Nasrettin hoca bir gün çalışmak için tarlasına gidiyormuş ,bu sırada birinin kendisine seslendiğini duymuş.
في يومٍ من الأيامِ كانَ الأستاذُ نصرُ الدينِ ذاهبٌ إلى حقلهِ للعمل ، وفي هذِه الأثناءِ سمعَ أحدا ينادِيهِ ،
Durup arkasına bakmış ,bir adam cebinden bir mektup çıkararak Nasrettin hocaya göstermiş .
توقفَ ونَظَر خَلفَهُ ، وسَحَبَ الرجلُ الرسالةَ من جيبهِ وأظهَرَهَا للأستاذِ نصرِ الدين
Hocam aylardır akrabalarımdan beklediğim mektup geldi.
أستاذي لقد جاءت الرسالةُ التِي كُنتُ أنتظرُهَا لشهورٍ من أقاربي .
Gözlerim yollardaydı bu gün beklediğim mektup geldi .
لقد وصلت اليوم الرسالةَ التي أنتَظِرُهَا ،لقد كانت أعيُنِي في الطُرُقِ (كنت أنتظِرُها بفارغِ الصبرِ ) .
iyi gözünüz aydın olsun demiş Nasrettin hoca
قال الأستاذ نصر الدين جيدٌ تهانينا .(ليكن عينكُ مُنوّر)
Adam ama okuma yazmam yok demiş, mektubu okuyamıyorum.
قال الرجلُ لكن لا أعرفُ الكتابةَ والقراءةَ لا أستطيعُ قراءةَ الرسالة .
Nasrettin hoca: Komşularınızdan okumayı ve yazmayı bilen yok mu?
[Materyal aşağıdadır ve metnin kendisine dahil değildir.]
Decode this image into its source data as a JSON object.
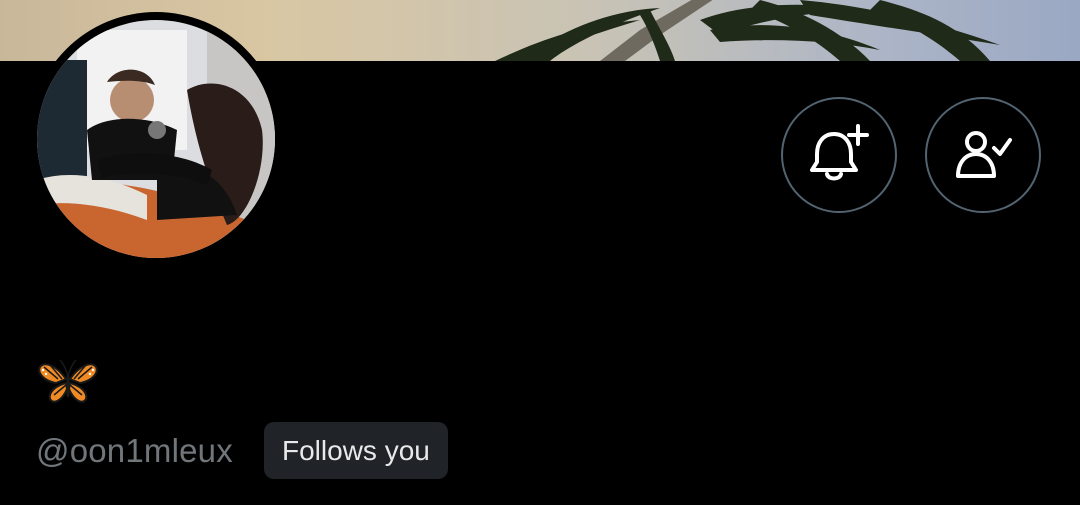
{
  "profile": {
    "banner_icon": "palm-tree-photo",
    "avatar_icon": "profile-photo",
    "bio_emoji": "🦋",
    "bio_emoji_name": "butterfly-icon",
    "handle": "@oon1mleux",
    "follows_badge": "Follows you"
  },
  "actions": {
    "notify_icon": "bell-plus-icon",
    "following_icon": "person-check-icon"
  },
  "colors": {
    "background": "#000000",
    "button_border": "#536471",
    "handle_text": "#71767b",
    "badge_bg": "#202327",
    "badge_text": "#e7e9ea"
  }
}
Diye sormuş
سأل الأستاذُ نصرُ الدينِ : ألا يوجدُ أحدٌ من جيرانِك يعرفُ الكتابةَ والقراءةَ ؟.
Adam üzgün bir sesle cevap vermiş: olmaz olur mu hocam ,elbette okuma yazma bilen komşu var ,ama bu mektubu okuyamıyor .
ردَ الرجلُ بصوت ٍحزينٍ : مستحيلٌ هل يمكنُ هذا أستاذي ، بالتأكيدِ يوجدُ الجارُ الذي يعرفُ الكتابةَ والقراءةَ , ولكن لا يستطيعُ قراءةَ هذِه الرسالةَ .
Nasrettin hoca ,Allah Allah diyerek başını kaşımış.
حكَ الأستاذُ نصرُ الدينِ رأسهُ قائلاً الله الله.
Adam anlatmaya devam etmiş:
üç gündür çalmadığım kapı kalmadı.
واستمر الرجلُ بالشرحِ : منذُ ثلاثةِ أيامٍ لم يبقى بابٌ لم أطرقهُ
En sonunda "okusa okusa bu mektubu Nasrettin hoca okur dediler, ben de seni aramaya başladım .
وفي النهايةِ قالوا اذا كان هُناكَ قارئٌ لهذه الرسالة فهو الاستاذ نصر الدين ، وأنا بدأتُ بالبحثِ عَنك ،
Önce evine gittim hanımın tarlada olduğunu söyledi ,tarlaya gidiyordum ki seni gördüm .
ذهبتُ إلى بيتِكَ أولا ْ،و قالت زوجتُك أنك في الحقل، و كُنتُ ذاهبًا للحقل فرأيتُك.